A negative note is represented by the behavior of Signal when registering a user. The platform, upon registration, reports all contacts by notification Signal present in the address book of the person who registered.

It is advisable to pay attention to this behavior of the application, in some areas certainly annoying.

The above case shows that the Platform Signal it is resistant even in the event of intervention by a State.

In contrast, for both applications there is a problem with physical access to the device.
If use is envisaged in a risky environment, where there may be physical control and access to the device, both Platforms should not be used.

In the event that there is no risk of physical access to the device or it is expected that the opponent does not have the necessary means to use certain controls or software, we certainly recommend the use of the Platform Signal.

For common use, the use of both platforms is acceptable.
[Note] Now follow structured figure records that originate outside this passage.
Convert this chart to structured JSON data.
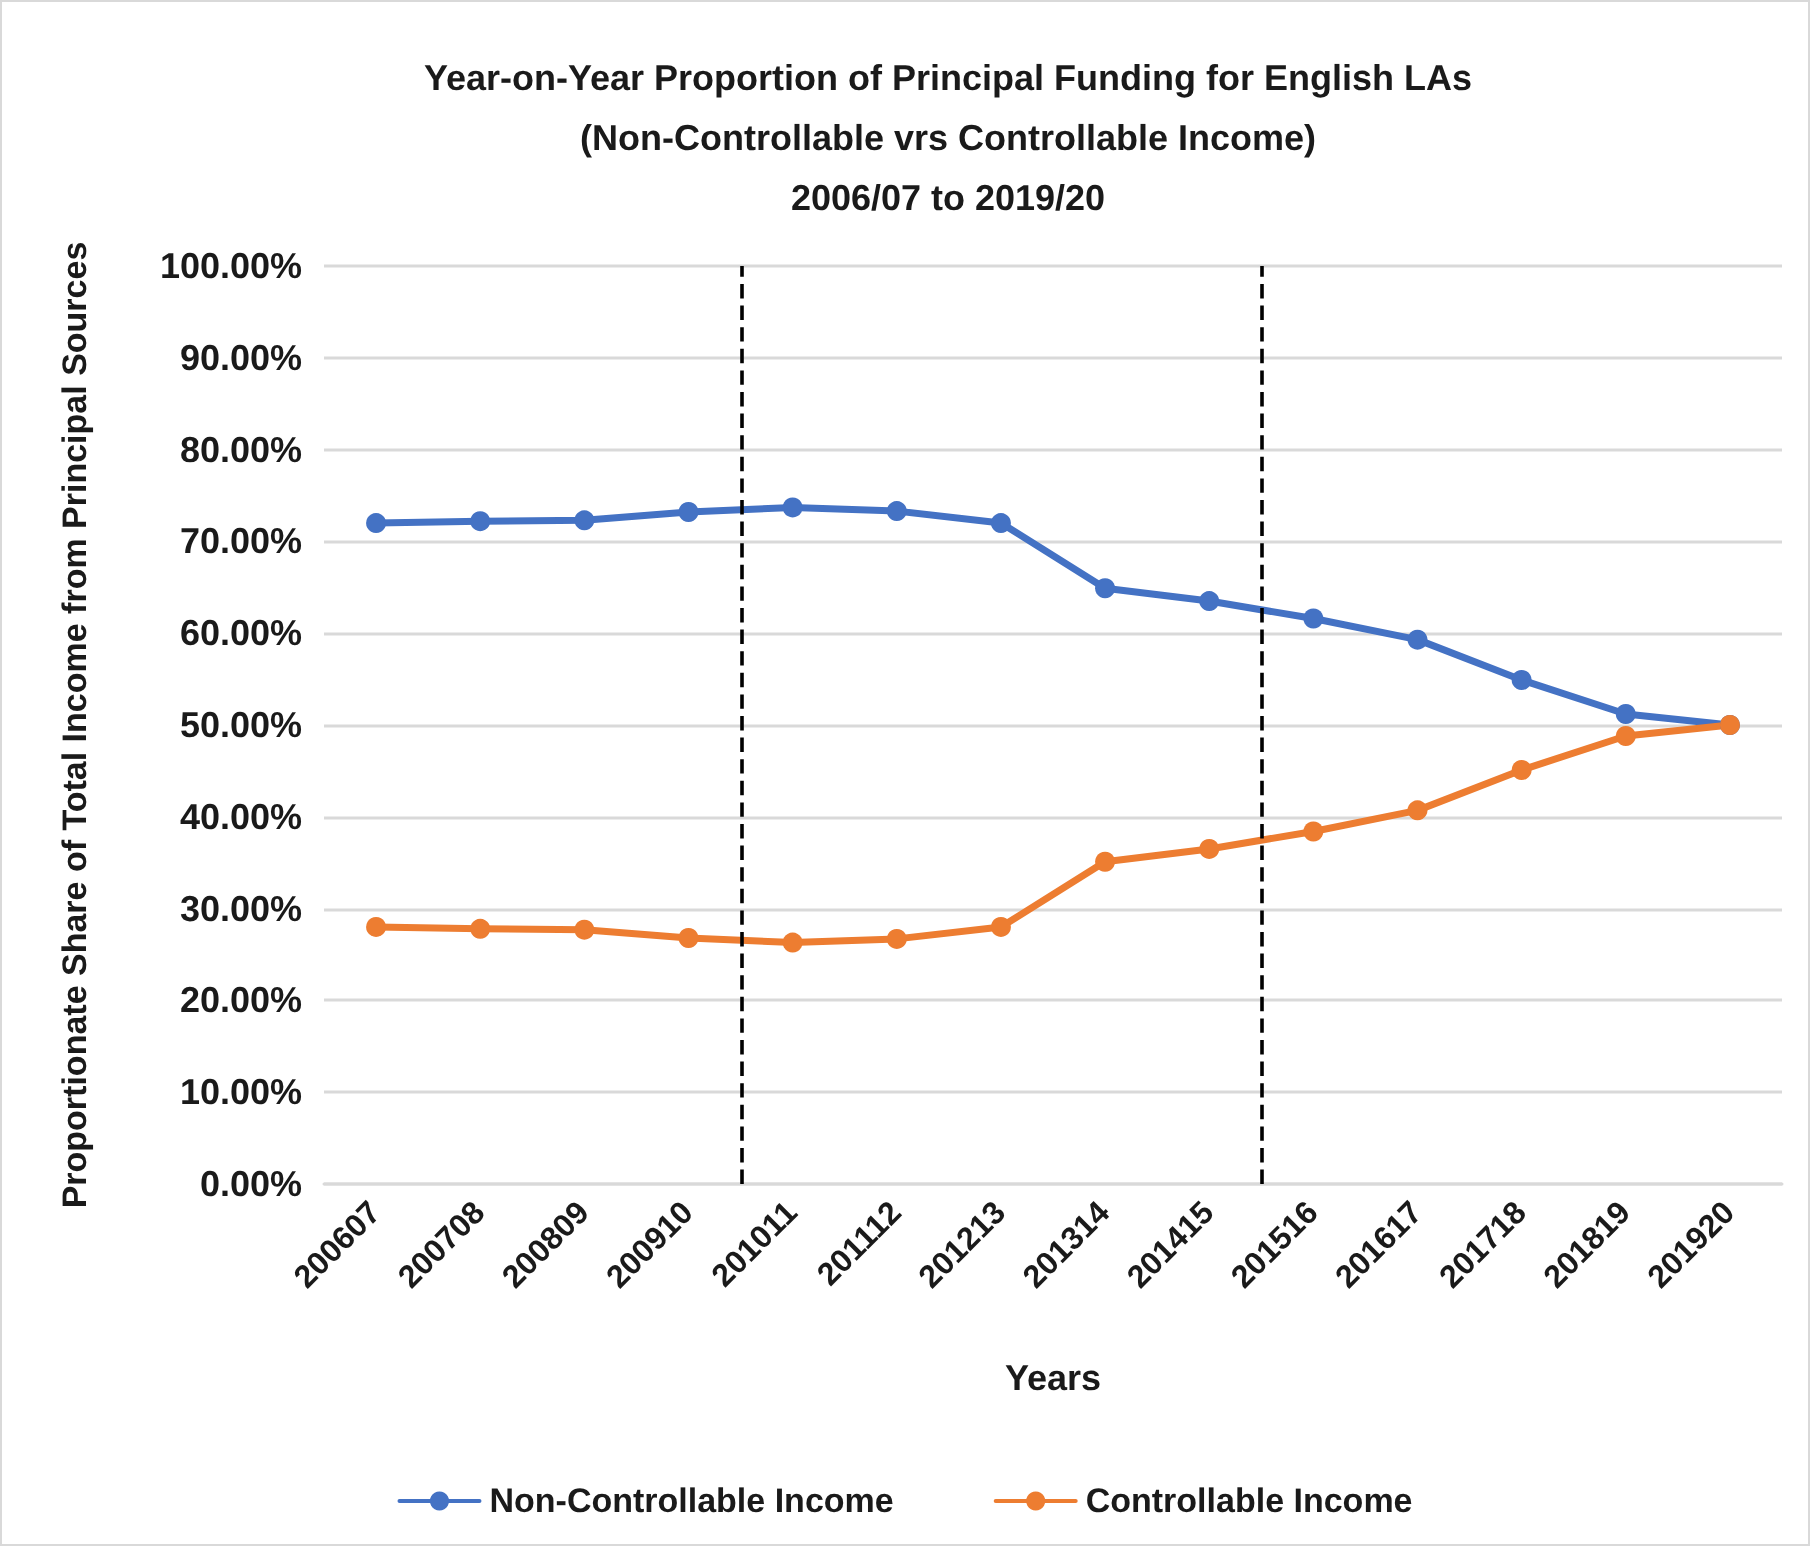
{
  "chart_data": {
    "type": "line",
    "title": "Year-on-Year Proportion of Principal Funding for English LAs\n(Non-Controllable vrs Controllable Income)\n2006/07 to 2019/20",
    "xlabel": "Years",
    "ylabel": "Proportionate Share of Total Income from Principal Sources",
    "categories": [
      "200607",
      "200708",
      "200809",
      "200910",
      "201011",
      "201112",
      "201213",
      "201314",
      "201415",
      "201516",
      "201617",
      "201718",
      "201819",
      "201920"
    ],
    "series": [
      {
        "name": "Non-Controllable Income",
        "color": "#4472c4",
        "values": [
          72.0,
          72.2,
          72.3,
          73.2,
          73.7,
          73.3,
          72.0,
          64.9,
          63.5,
          61.6,
          59.3,
          54.9,
          51.2,
          50.0
        ]
      },
      {
        "name": "Controllable Income",
        "color": "#ed7d31",
        "values": [
          28.0,
          27.8,
          27.7,
          26.8,
          26.3,
          26.7,
          28.0,
          35.1,
          36.5,
          38.4,
          40.7,
          45.1,
          48.8,
          50.0
        ]
      }
    ],
    "ylim": [
      0,
      100
    ],
    "yticks": [
      {
        "value": 0,
        "label": "0.00%"
      },
      {
        "value": 10,
        "label": "10.00%"
      },
      {
        "value": 20,
        "label": "20.00%"
      },
      {
        "value": 30,
        "label": "30.00%"
      },
      {
        "value": 40,
        "label": "40.00%"
      },
      {
        "value": 50,
        "label": "50.00%"
      },
      {
        "value": 60,
        "label": "60.00%"
      },
      {
        "value": 70,
        "label": "70.00%"
      },
      {
        "value": 80,
        "label": "80.00%"
      },
      {
        "value": 90,
        "label": "90.00%"
      },
      {
        "value": 100,
        "label": "100.00%"
      }
    ],
    "ref_lines": [
      {
        "axis": "x",
        "value": "201011",
        "color": "#000000",
        "line_style": "dashed"
      },
      {
        "axis": "x",
        "value": "201516",
        "color": "#000000",
        "line_style": "dashed"
      }
    ],
    "grid": "y",
    "legend": "bottom",
    "marker": "circle",
    "line_style": "solid"
  }
}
1 https://www.ssi.gouv.fr/uploads/2017/10/chiffrement_messagerie_instantan...
2 https://scontent.whatsapp.net/v/t61/68135620_760356657751682_62129975288...)
3 https://faq.whatsapp.com/it/android/28000019/
4 https://robertheaton.com/2017/10/09/tracking-friends-and-strangers-using...
5 A "Google Dork" is a particular search, which exploits the power of the search engine and its indexing service. The Google engine has various search options, real "flags", which can be used to refine searches. Obviously, like any function, these flags can be used to find information or data, which normally should not be found.
6 https://www.whatsapp.com/legal/
7 https://faq.whatsapp.com/en/general/26000153/

Reference 1 - Keys and algorithms used by WhatsApp
Public keys used by WhatsApp:

Identity key pair: A long-term pair of keys, i.e. archived and stored by the application, of the Curve25519 type, generated during the installation phase.
Curve25519 is a 128-bit elliptical encryption.
An elliptical curve cryptography is a type of cryptography that uses a formula whose results, when placed on a plane, form an ellipse.
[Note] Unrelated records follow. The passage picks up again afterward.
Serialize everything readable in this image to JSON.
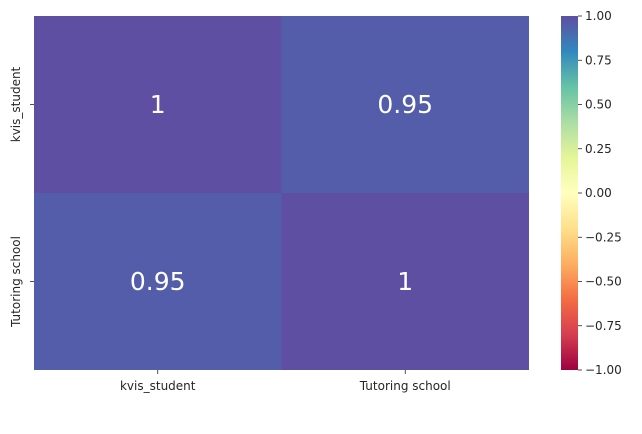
{
  "chart_data": {
    "type": "heatmap",
    "title": "",
    "xlabel": "",
    "ylabel": "",
    "x_categories": [
      "kvis_student",
      "Tutoring school"
    ],
    "y_categories": [
      "kvis_student",
      "Tutoring school"
    ],
    "values": [
      [
        1,
        0.95
      ],
      [
        0.95,
        1
      ]
    ],
    "cell_labels": [
      [
        "1",
        "0.95"
      ],
      [
        "0.95",
        "1"
      ]
    ],
    "colormap": "Spectral",
    "vmin": -1,
    "vmax": 1,
    "colorbar_ticks": [
      1.0,
      0.75,
      0.5,
      0.25,
      0.0,
      -0.25,
      -0.5,
      -0.75,
      -1.0
    ],
    "colorbar_tick_labels": [
      "1.00",
      "0.75",
      "0.50",
      "0.25",
      "0.00",
      "−0.25",
      "−0.50",
      "−0.75",
      "−1.00"
    ],
    "colors": {
      "value_1_00": "#5e4fa2",
      "value_0_95": "#545ea8",
      "text": "#ffffff",
      "axis": "#262626"
    }
  }
}
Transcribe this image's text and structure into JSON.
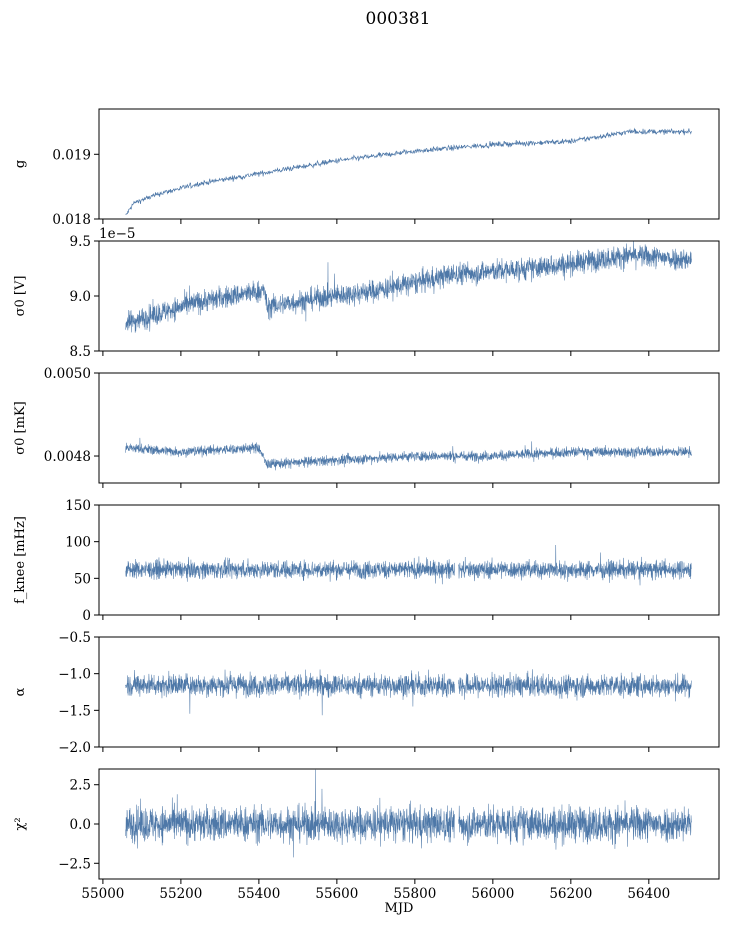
{
  "figure": {
    "title": "000381"
  },
  "colors": {
    "series": "#4e78a8",
    "axes": "#000000",
    "background": "#ffffff"
  },
  "chart_data": [
    {
      "type": "line",
      "ylabel": "g",
      "ylim": [
        0.018,
        0.0197
      ],
      "yticks": [
        0.018,
        0.019
      ],
      "ytick_labels": [
        "0.018",
        "0.019"
      ],
      "offset_label": "",
      "xlim": [
        54990,
        56580
      ],
      "x_range": [
        55058,
        56510
      ],
      "trend": [
        [
          55058,
          0.01805
        ],
        [
          55080,
          0.01825
        ],
        [
          55150,
          0.0184
        ],
        [
          55250,
          0.01855
        ],
        [
          55400,
          0.0187
        ],
        [
          55600,
          0.0189
        ],
        [
          55800,
          0.01905
        ],
        [
          56000,
          0.01915
        ],
        [
          56200,
          0.0192
        ],
        [
          56350,
          0.01935
        ],
        [
          56510,
          0.01935
        ]
      ],
      "noise": 4e-05
    },
    {
      "type": "line",
      "ylabel": "σ0 [V]",
      "ylim": [
        8.5e-05,
        9.5e-05
      ],
      "yticks": [
        8.5e-05,
        9e-05,
        9.5e-05
      ],
      "ytick_labels": [
        "8.5",
        "9.0",
        "9.5"
      ],
      "offset_label": "1e−5",
      "xlim": [
        54990,
        56580
      ],
      "x_range": [
        55058,
        56510
      ],
      "trend": [
        [
          55058,
          8.75e-05
        ],
        [
          55150,
          8.85e-05
        ],
        [
          55250,
          8.95e-05
        ],
        [
          55415,
          9.05e-05
        ],
        [
          55420,
          8.9e-05
        ],
        [
          55550,
          8.98e-05
        ],
        [
          55700,
          9.05e-05
        ],
        [
          55800,
          9.12e-05
        ],
        [
          55900,
          9.2e-05
        ],
        [
          56100,
          9.25e-05
        ],
        [
          56250,
          9.32e-05
        ],
        [
          56350,
          9.37e-05
        ],
        [
          56510,
          9.33e-05
        ]
      ],
      "noise": 1e-06
    },
    {
      "type": "line",
      "ylabel": "σ0 [mK]",
      "ylim": [
        0.004735,
        0.005
      ],
      "yticks": [
        0.0048,
        0.005
      ],
      "ytick_labels": [
        "0.0048",
        "0.0050"
      ],
      "offset_label": "",
      "xlim": [
        54990,
        56580
      ],
      "x_range": [
        55058,
        56510
      ],
      "trend": [
        [
          55058,
          0.00482
        ],
        [
          55200,
          0.00481
        ],
        [
          55400,
          0.00482
        ],
        [
          55420,
          0.00478
        ],
        [
          55600,
          0.00479
        ],
        [
          55800,
          0.0048
        ],
        [
          56000,
          0.0048
        ],
        [
          56200,
          0.00481
        ],
        [
          56510,
          0.00481
        ]
      ],
      "noise": 1.2e-05
    },
    {
      "type": "line",
      "ylabel": "f_knee [mHz]",
      "ylim": [
        0,
        150
      ],
      "yticks": [
        0,
        50,
        100,
        150
      ],
      "ytick_labels": [
        "0",
        "50",
        "100",
        "150"
      ],
      "offset_label": "",
      "xlim": [
        54990,
        56580
      ],
      "x_range": [
        55058,
        56510
      ],
      "trend": [
        [
          55058,
          62
        ],
        [
          56510,
          62
        ]
      ],
      "noise": 12,
      "gap": [
        55902,
        55912
      ]
    },
    {
      "type": "line",
      "ylabel": "α",
      "ylim": [
        -2.0,
        -0.5
      ],
      "yticks": [
        -2.0,
        -1.5,
        -1.0,
        -0.5
      ],
      "ytick_labels": [
        "−2.0",
        "−1.5",
        "−1.0",
        "−0.5"
      ],
      "offset_label": "",
      "xlim": [
        54990,
        56580
      ],
      "x_range": [
        55058,
        56510
      ],
      "trend": [
        [
          55058,
          -1.15
        ],
        [
          56510,
          -1.17
        ]
      ],
      "noise": 0.15,
      "gap": [
        55902,
        55912
      ]
    },
    {
      "type": "line",
      "ylabel": "χ²",
      "ylim": [
        -3.5,
        3.5
      ],
      "yticks": [
        -2.5,
        0.0,
        2.5
      ],
      "ytick_labels": [
        "−2.5",
        "0.0",
        "2.5"
      ],
      "offset_label": "",
      "xlim": [
        54990,
        56580
      ],
      "x_range": [
        55058,
        56510
      ],
      "trend": [
        [
          55058,
          0
        ],
        [
          56510,
          0
        ]
      ],
      "noise": 1.1,
      "gap": [
        55902,
        55912
      ],
      "xticks": [
        55000,
        55200,
        55400,
        55600,
        55800,
        56000,
        56200,
        56400
      ],
      "xtick_labels": [
        "55000",
        "55200",
        "55400",
        "55600",
        "55800",
        "56000",
        "56200",
        "56400"
      ],
      "xlabel": "MJD"
    }
  ]
}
Pair of pre-signed keys (Signed Pre-Key): A medium-term pair of keys, i.e. periodically changed, of the Curve25519 type, generated by the identity key during installation.

Key Queue (One-Time Pre-Keys): A series of pairs of Curve25519 keys, generated during installation and regenerable when necessary.

Types of Keys Used by WhatsApp for encrypted sessions:

Root Key: 32 byte value, used to generate the "Chain Keys".

Chain Key: 32 byte value, used to generate the "Message Keys"

Message Key: 80 byte value, used to encrypt the content of the data exchanged on WhatsApp.
This value is used in the following way:

32 bytes for the AES-256 key

32 bytes for the HMAC-SHA256 key

16 bytes to generate the IV

Advanced Encryption Standard (AES)
It is the encryption standard currently used by the United States government.
Unlike the algorithm seen above, AES is a symmetric encryption system, that is, it uses the same key for both encryption and decryption.
AES-256 is an implementation of AES that uses 256-bit keys.
HMAC-SHA256
HMAC (Keyed-hash Message Authentication Code) is a system that uses the original message plus a key to guarantee the authenticity and integrity of the message through hashes.
A hash is a fixed-length string generated by a mathematical function capable of sequentially “mapping” any type of input data, such as a text, audio or video file.
Integrity and authenticity are guaranteed as even the slightest modification of the input data will generate a hash totally different from the original.

An example:
String to be computed: HELLO
Hash: 39F119842EBE582F049160F44BCD99F4
Now notice the difference:
String to be computed: CIaO
Hash: 8C3E82238DF7A597C99EC0B70ACC4A58
The hash string is completely different from the previous one.
This effect, also brought about by the slightest change in the original value, is called the "avalanche effect".
SHA256 indicates that in this case the HMAC is calculated through the hash algorithm "SHA256".
IV (Initialization Vector)
The initialization vector is a precise bit sequence, which allows to have different cryptographic results even with identical keys and must be known to the recipient, who otherwise cannot decipher the message.